— Живем, слава те богу, справно, хотя кругом война да разорение. Уберег нас господь. Только надолго ли? Незнамо, как еще повернется, с какой стороны напасти ждать. Все добро и по сию пору хороним. Вот казаки собираются уходить.
— К чему бы это? — не скрывая тревоги, спросил Пашков.
— Да давеча спрашивал у офицера, как, мол, аль неудержка, прости господи. «Нету, говорит, размотали красных вчистую». Чего, спрашиваю, уходите? А он мне — резонту, дескать, в этом никакого нет, не век же у вас вековать. Жили же без нас до войны.
— Оно вроде правильно. До коих пор им тут, — согласился Пашков, успокаивая не столько приятеля, сколько себя.
— Правильно, а боязно. Потолкались бы маленько еще, хотя бы зиму. Аль у нас им плохо?
— Да и это верно.
— Ну, Афиноген Тимофеевич, дай бог здоровья,— сказал Турусов, поднимая стакан.
— Будем здравы, — ответил Пашков, расправляя усы, и отпил полстакана.
Подошла тихая и молчаливая мельничиха и, вздохнув, села на край кровати. Она долго слушала о том, что говорили старики, а потом, в который уж раз, робко спросила:
— Об Наталье так и нет слуху?
— Ни-ни! Ровно бы в воду. А вот об Митяе... — Он свел лицо в страдальческую гримасу, с тоской проговорил: — Говорят бабы, будто Устин наказывал передать, что Митяй убит в бою. Только нет!.. — взвизгнул он. — Не может этого быть! Устин сбрехал. Ему, вишь, Наташка была нужна. А вот на-ка, поищи Наташку, ее и след пропал... Эх, выпьем, что ли, все одно помирать, — мотнул он в отчаянии головой.
— Го-осподи! И дите без нее? Страсти-то какие! — сокрушалась мельничиха.
Пашков погладил бороду и словами, уже слышанными ею не раз, ответил:
— Страсти да наказание — за прегрешения наши.
Он вылез из-за стола, перекрестился и сделал глубокий поклон:
— Большое благодарство за хлеб-соль вашу. Пора ко двору... Прощевайте.
— Не прогневайся, Афиноген Тимофеич. Чем богаты, тем и рады.
Пашков распрощался с мельником и мельничихой, которая совала ему узелок.

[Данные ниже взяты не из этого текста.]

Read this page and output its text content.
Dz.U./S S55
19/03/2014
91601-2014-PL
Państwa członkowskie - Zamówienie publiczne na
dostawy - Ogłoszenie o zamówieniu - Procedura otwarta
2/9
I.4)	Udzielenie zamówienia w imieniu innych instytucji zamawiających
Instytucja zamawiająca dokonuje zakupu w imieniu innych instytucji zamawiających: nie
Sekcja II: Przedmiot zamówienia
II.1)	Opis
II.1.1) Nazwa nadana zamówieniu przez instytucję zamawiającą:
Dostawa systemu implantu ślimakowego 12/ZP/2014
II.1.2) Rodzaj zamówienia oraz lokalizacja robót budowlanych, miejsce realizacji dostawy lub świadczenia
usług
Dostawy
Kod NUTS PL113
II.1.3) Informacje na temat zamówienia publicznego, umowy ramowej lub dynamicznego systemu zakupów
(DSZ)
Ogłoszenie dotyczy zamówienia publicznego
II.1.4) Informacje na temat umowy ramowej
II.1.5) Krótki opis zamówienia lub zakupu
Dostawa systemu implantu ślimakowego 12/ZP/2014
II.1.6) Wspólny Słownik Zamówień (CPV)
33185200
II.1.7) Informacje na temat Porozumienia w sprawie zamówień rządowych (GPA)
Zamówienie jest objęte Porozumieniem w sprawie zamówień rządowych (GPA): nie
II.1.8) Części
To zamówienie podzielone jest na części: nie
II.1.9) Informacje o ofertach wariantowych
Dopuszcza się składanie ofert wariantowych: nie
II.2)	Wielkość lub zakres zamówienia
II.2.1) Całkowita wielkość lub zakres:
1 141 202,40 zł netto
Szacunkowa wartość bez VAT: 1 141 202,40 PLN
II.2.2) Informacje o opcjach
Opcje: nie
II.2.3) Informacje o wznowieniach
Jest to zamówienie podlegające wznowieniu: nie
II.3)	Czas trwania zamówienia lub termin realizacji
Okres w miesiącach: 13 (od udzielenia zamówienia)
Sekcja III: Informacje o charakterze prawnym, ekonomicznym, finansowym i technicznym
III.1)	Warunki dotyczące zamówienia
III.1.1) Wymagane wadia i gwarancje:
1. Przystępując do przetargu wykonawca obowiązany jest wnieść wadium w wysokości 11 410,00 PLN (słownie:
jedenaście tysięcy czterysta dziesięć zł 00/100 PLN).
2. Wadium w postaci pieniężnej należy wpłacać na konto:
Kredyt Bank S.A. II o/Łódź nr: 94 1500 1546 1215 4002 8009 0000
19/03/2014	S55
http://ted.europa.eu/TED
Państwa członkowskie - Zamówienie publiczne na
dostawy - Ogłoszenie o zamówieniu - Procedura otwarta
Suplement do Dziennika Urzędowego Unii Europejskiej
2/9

— Да возьми чуток яблочков на дорогу, — выговаривала она нараспев.
— Некому те гостинцы... ну, спасибо, спасибо.
Он взял узелок и, подержав его, махнул рукой и закрыл глаза. Его мучила зависть. Он знал, что мельник этим летом снимал в аренду сад, а в разговоре даже не обмолвился об этом, старый черт. Афиногену было обидно принимать узелок с яблоками, напоминавший ему о благополучии мельника. Соболезнуя Пашкову, старуха словно подавала ему, как бедному родственнику, десяток яблок из богатого сада.